Following anthropologist Mary Douglas, who argued that dirt is matter out of place, we can say that mess is a question of perspective. A space that feels comforting and pleasing to the pedestrian can seem incongruous for the modern architect who looks at it on a plan. Likewise, a neat square framed by buildings of equal proportions on each side can look orderly on a plan, but lifeless in situ. Architect Camillo Sitte describes the tension between these two perspectives very clearly:
In general the irregularities of ancient piazzas are only seen from the plan, and not noticed in reality. The reason for this is that ancient buildings were not conceived on the drawing board, but rather formed little by little in natura. One was then taking into account what strikes the eye in natura, and neglecting anything that was only visible on paper. (Sitte, 1889)
Sitte was a fierce critic of urbanism in the industrial age. He attempted to understand why ancient European towns, which followed an incremental logic of development, were so much nicer to experience than spaces that followed the euclidean logic of modern town planning.
In 1903, the social psychologist Georg Simmel described the metropolis as a money-making machine that traps the individual in another metric: time. “Punctuality, calculability and exactness” ensure that every move is a productive one, and every bit of energy spent leads to a quantifiable output. Urban order becomes a means to achieve economic productivity, but comes at the expense of “those irrational, instinctive, sovereign human impulses which originally seek to determine the form of life from within, instead of receiving it from the outside in a general, schematically precise form.”
What the “Mess is More” phrase is trying to reclaim is the city in natura or as we like to call it, the “natural city”. This city is not designed on the drafting board, planned by bureaucrats or administered by some board of directors, but conceived in situ, in response to local needs and wants. It is a city freed from the need to be perfect since it is evolutionary by nature. However, it is also infinitely perfectible. Its only dogma is that of continuous improvement, and it doesn’t need to define what is a good form at one go. The improved form is that which responds to needs as they emerge.

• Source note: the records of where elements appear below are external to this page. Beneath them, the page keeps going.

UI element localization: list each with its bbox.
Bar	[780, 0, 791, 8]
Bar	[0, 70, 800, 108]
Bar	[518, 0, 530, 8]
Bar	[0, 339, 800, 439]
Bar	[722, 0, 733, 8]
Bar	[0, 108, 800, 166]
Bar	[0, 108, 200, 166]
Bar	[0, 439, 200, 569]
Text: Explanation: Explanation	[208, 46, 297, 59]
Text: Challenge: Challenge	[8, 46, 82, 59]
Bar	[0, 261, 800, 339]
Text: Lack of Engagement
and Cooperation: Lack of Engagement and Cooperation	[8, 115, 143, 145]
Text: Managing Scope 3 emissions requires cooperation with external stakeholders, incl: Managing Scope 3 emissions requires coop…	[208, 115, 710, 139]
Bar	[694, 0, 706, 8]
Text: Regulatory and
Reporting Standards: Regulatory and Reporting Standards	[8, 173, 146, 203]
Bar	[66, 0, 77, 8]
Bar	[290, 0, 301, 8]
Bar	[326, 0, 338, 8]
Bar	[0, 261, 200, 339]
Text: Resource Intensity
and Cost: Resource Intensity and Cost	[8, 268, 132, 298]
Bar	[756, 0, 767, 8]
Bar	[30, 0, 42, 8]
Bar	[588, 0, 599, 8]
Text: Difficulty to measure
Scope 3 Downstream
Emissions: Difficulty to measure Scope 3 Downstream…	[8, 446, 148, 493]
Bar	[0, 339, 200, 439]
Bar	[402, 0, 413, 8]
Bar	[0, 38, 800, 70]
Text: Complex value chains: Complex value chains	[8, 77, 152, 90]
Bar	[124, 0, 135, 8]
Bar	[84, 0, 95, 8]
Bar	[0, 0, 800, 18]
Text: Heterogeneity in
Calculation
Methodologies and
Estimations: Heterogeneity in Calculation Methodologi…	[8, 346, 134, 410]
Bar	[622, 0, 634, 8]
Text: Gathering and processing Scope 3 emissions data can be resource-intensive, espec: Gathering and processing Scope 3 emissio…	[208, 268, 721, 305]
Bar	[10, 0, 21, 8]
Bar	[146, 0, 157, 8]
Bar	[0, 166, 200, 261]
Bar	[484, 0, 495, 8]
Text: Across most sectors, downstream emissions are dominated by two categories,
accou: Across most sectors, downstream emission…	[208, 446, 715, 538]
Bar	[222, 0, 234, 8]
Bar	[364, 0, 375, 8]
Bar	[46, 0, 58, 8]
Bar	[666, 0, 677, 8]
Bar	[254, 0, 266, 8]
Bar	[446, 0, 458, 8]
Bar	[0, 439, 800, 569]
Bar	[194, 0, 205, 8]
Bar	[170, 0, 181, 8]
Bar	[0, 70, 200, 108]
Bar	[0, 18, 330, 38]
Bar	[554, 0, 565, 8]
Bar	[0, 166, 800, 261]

“Mess is More” acknowledges the fact that a neighbourhood planned from within, through an inclusive participatory process, may not always look as neat and tidy as one designed from the controlled environment of the architect’s studio. Its form may reflect programmatic complexities, for example, an emotive attachment to trees, or may not have remarkable structures at all. It may embody the biographies of its residents and the contradictory interests of a diverse community of inhabitants. However complicated and messy, such a process leads to a higher degree of local appropriation and identification for the neighbourhood.
It may well even improve the aesthetic of cities that have for long been dehumanised in the name of a modernist aesthetic. Modernism has been abused and instrumentalized for too long, it is time now to experiment with approaches to urban development that are both ancient and new, and which are well suited to respond to the social, economic, ecological, and aesthetic aspirations of the day.